Computational modelling of multi-stage hydraulic fractures under stress shadowing and intersecting with pre-existing natural fractures

Abstract

The key objective of this work is to establish a fully coupled pore pressure and stress model in order not only to investigate multi-stage hydraulic fractures (HFs) according to several completion designs, but also to study the complex problem of intersection of an HF and a pre-existing natural fracture (NF). First, this work concentrates on a computational finite element model based on the cohesive phantom node method (CPNM) to simulate initiation and propagation of multiple curving fractures. The primary contribution of this part is to shed light on the stress shadowing effect on conventional completion designs, i.e. simultaneous HF (Sim-HF) and sequential HF (Seq-HF), and in particular newly introduce the Texas two-step method (TTSM).

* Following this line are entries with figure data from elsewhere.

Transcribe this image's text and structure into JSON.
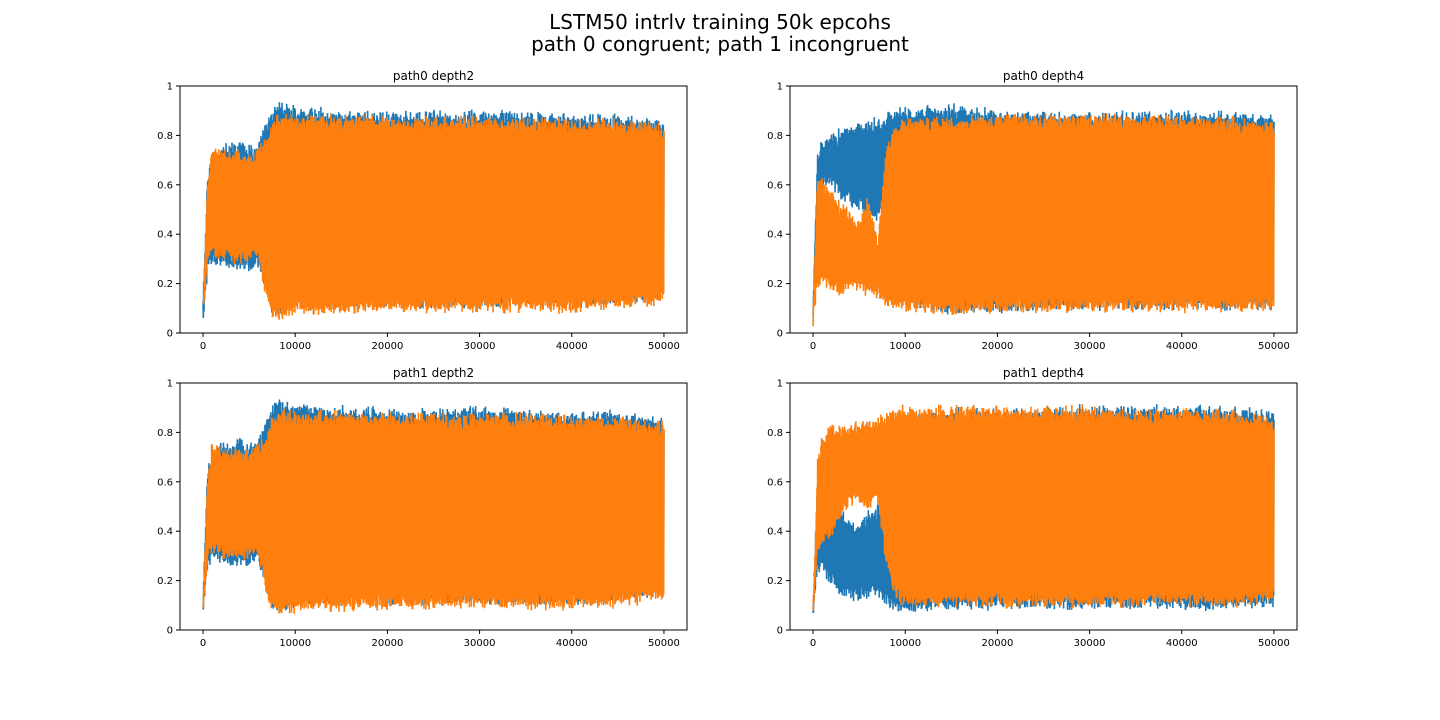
{
  "figure": {
    "suptitle_line1": "LSTM50 intrlv training 50k epcohs",
    "suptitle_line2": "path 0 congruent; path 1 incongruent"
  },
  "chart_data": [
    {
      "type": "line",
      "title": "path0 depth2",
      "xlabel": "",
      "ylabel": "",
      "xlim": [
        -2500,
        52500
      ],
      "ylim": [
        0,
        1
      ],
      "xticks": [
        0,
        10000,
        20000,
        30000,
        40000,
        50000
      ],
      "yticks": [
        0.0,
        0.2,
        0.4,
        0.6,
        0.8,
        1.0
      ],
      "grid": false,
      "x": [
        0,
        500,
        1000,
        2000,
        3000,
        4000,
        5000,
        6000,
        7000,
        7500,
        8000,
        10000,
        15000,
        20000,
        25000,
        30000,
        35000,
        40000,
        45000,
        50000
      ],
      "series": [
        {
          "color": "#1f77b4",
          "upper": [
            0.15,
            0.65,
            0.72,
            0.75,
            0.76,
            0.78,
            0.75,
            0.77,
            0.86,
            0.9,
            0.93,
            0.91,
            0.9,
            0.89,
            0.89,
            0.9,
            0.89,
            0.88,
            0.88,
            0.85
          ],
          "lower": [
            0.05,
            0.25,
            0.28,
            0.27,
            0.25,
            0.26,
            0.26,
            0.27,
            0.15,
            0.08,
            0.07,
            0.1,
            0.11,
            0.11,
            0.11,
            0.11,
            0.11,
            0.11,
            0.12,
            0.15
          ]
        },
        {
          "color": "#ff7f0e",
          "upper": [
            0.12,
            0.62,
            0.76,
            0.74,
            0.73,
            0.74,
            0.72,
            0.75,
            0.8,
            0.86,
            0.89,
            0.88,
            0.88,
            0.87,
            0.87,
            0.87,
            0.87,
            0.86,
            0.86,
            0.84
          ],
          "lower": [
            0.05,
            0.28,
            0.32,
            0.3,
            0.29,
            0.29,
            0.29,
            0.3,
            0.12,
            0.07,
            0.06,
            0.08,
            0.08,
            0.09,
            0.09,
            0.09,
            0.09,
            0.09,
            0.1,
            0.12
          ]
        }
      ]
    },
    {
      "type": "line",
      "title": "path0 depth4",
      "xlabel": "",
      "ylabel": "",
      "xlim": [
        -2500,
        52500
      ],
      "ylim": [
        0,
        1
      ],
      "xticks": [
        0,
        10000,
        20000,
        30000,
        40000,
        50000
      ],
      "yticks": [
        0.0,
        0.2,
        0.4,
        0.6,
        0.8,
        1.0
      ],
      "grid": false,
      "x": [
        0,
        500,
        1000,
        2000,
        3000,
        4000,
        5000,
        6000,
        7000,
        7500,
        8000,
        9000,
        10000,
        15000,
        20000,
        25000,
        30000,
        35000,
        40000,
        45000,
        50000
      ],
      "series": [
        {
          "color": "#1f77b4",
          "upper": [
            0.1,
            0.75,
            0.78,
            0.8,
            0.82,
            0.83,
            0.85,
            0.86,
            0.87,
            0.88,
            0.88,
            0.9,
            0.91,
            0.92,
            0.9,
            0.89,
            0.89,
            0.89,
            0.89,
            0.89,
            0.88
          ],
          "lower": [
            0.05,
            0.55,
            0.6,
            0.6,
            0.55,
            0.52,
            0.5,
            0.45,
            0.45,
            0.5,
            0.55,
            0.28,
            0.12,
            0.08,
            0.09,
            0.1,
            0.1,
            0.1,
            0.1,
            0.1,
            0.1
          ]
        },
        {
          "color": "#ff7f0e",
          "upper": [
            0.08,
            0.65,
            0.62,
            0.58,
            0.52,
            0.5,
            0.45,
            0.55,
            0.38,
            0.58,
            0.75,
            0.85,
            0.86,
            0.87,
            0.88,
            0.88,
            0.88,
            0.88,
            0.87,
            0.87,
            0.85
          ],
          "lower": [
            0.05,
            0.18,
            0.2,
            0.18,
            0.15,
            0.18,
            0.17,
            0.16,
            0.15,
            0.12,
            0.1,
            0.09,
            0.09,
            0.08,
            0.09,
            0.09,
            0.09,
            0.09,
            0.09,
            0.09,
            0.1
          ]
        }
      ]
    },
    {
      "type": "line",
      "title": "path1 depth2",
      "xlabel": "",
      "ylabel": "",
      "xlim": [
        -2500,
        52500
      ],
      "ylim": [
        0,
        1
      ],
      "xticks": [
        0,
        10000,
        20000,
        30000,
        40000,
        50000
      ],
      "yticks": [
        0.0,
        0.2,
        0.4,
        0.6,
        0.8,
        1.0
      ],
      "grid": false,
      "x": [
        0,
        500,
        1000,
        2000,
        3000,
        4000,
        5000,
        6000,
        7000,
        7500,
        8000,
        10000,
        15000,
        20000,
        25000,
        30000,
        35000,
        40000,
        45000,
        50000
      ],
      "series": [
        {
          "color": "#1f77b4",
          "upper": [
            0.15,
            0.65,
            0.72,
            0.75,
            0.76,
            0.78,
            0.75,
            0.77,
            0.86,
            0.9,
            0.93,
            0.91,
            0.9,
            0.89,
            0.89,
            0.9,
            0.89,
            0.88,
            0.88,
            0.85
          ],
          "lower": [
            0.05,
            0.25,
            0.28,
            0.27,
            0.25,
            0.26,
            0.26,
            0.27,
            0.15,
            0.08,
            0.07,
            0.1,
            0.11,
            0.11,
            0.11,
            0.11,
            0.11,
            0.11,
            0.12,
            0.15
          ]
        },
        {
          "color": "#ff7f0e",
          "upper": [
            0.12,
            0.62,
            0.76,
            0.74,
            0.73,
            0.74,
            0.72,
            0.75,
            0.8,
            0.86,
            0.89,
            0.88,
            0.88,
            0.87,
            0.87,
            0.87,
            0.87,
            0.86,
            0.86,
            0.84
          ],
          "lower": [
            0.05,
            0.28,
            0.32,
            0.3,
            0.29,
            0.29,
            0.29,
            0.3,
            0.12,
            0.07,
            0.06,
            0.08,
            0.08,
            0.09,
            0.09,
            0.09,
            0.09,
            0.09,
            0.1,
            0.12
          ]
        }
      ]
    },
    {
      "type": "line",
      "title": "path1 depth4",
      "xlabel": "",
      "ylabel": "",
      "xlim": [
        -2500,
        52500
      ],
      "ylim": [
        0,
        1
      ],
      "xticks": [
        0,
        10000,
        20000,
        30000,
        40000,
        50000
      ],
      "yticks": [
        0.0,
        0.2,
        0.4,
        0.6,
        0.8,
        1.0
      ],
      "grid": false,
      "x": [
        0,
        500,
        1000,
        2000,
        3000,
        4000,
        5000,
        6000,
        7000,
        8000,
        9000,
        10000,
        15000,
        20000,
        25000,
        30000,
        35000,
        40000,
        45000,
        50000
      ],
      "series": [
        {
          "color": "#1f77b4",
          "upper": [
            0.1,
            0.62,
            0.7,
            0.72,
            0.5,
            0.45,
            0.42,
            0.48,
            0.5,
            0.7,
            0.85,
            0.87,
            0.89,
            0.89,
            0.9,
            0.9,
            0.9,
            0.9,
            0.9,
            0.88
          ],
          "lower": [
            0.05,
            0.25,
            0.22,
            0.18,
            0.15,
            0.13,
            0.12,
            0.14,
            0.15,
            0.1,
            0.08,
            0.08,
            0.09,
            0.09,
            0.09,
            0.09,
            0.09,
            0.09,
            0.09,
            0.1
          ]
        },
        {
          "color": "#ff7f0e",
          "upper": [
            0.08,
            0.68,
            0.78,
            0.84,
            0.82,
            0.83,
            0.84,
            0.85,
            0.86,
            0.88,
            0.9,
            0.9,
            0.9,
            0.9,
            0.9,
            0.9,
            0.89,
            0.89,
            0.89,
            0.86
          ],
          "lower": [
            0.05,
            0.3,
            0.35,
            0.38,
            0.45,
            0.52,
            0.5,
            0.48,
            0.52,
            0.25,
            0.12,
            0.1,
            0.1,
            0.1,
            0.1,
            0.1,
            0.1,
            0.1,
            0.1,
            0.12
          ]
        }
      ]
    }
  ]
}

Furthermore, the rock medium in the entire simulation domain is considered using the elasto-plastic constitutive equations of the Mohr–Coulomb and Drucker–Prager models. The impact of formation plasticity on the fracturing process is investigated, and the results obtained are compared with those based on the poro-elastic model. Second, in order to simulate the intersection of an HF with an NF, a cohesive crack-based finite element model (CCFEM) is developed along with a novel technique for the HF/NF intersection. Implementation of this technique at the intersection of HF and NF is considerably more straightforward in comparison with those in the available literature. In addition, this part aims at highlighting the crucial role of horizontal stress contrast in determining the type of HF/NF intersection scheme.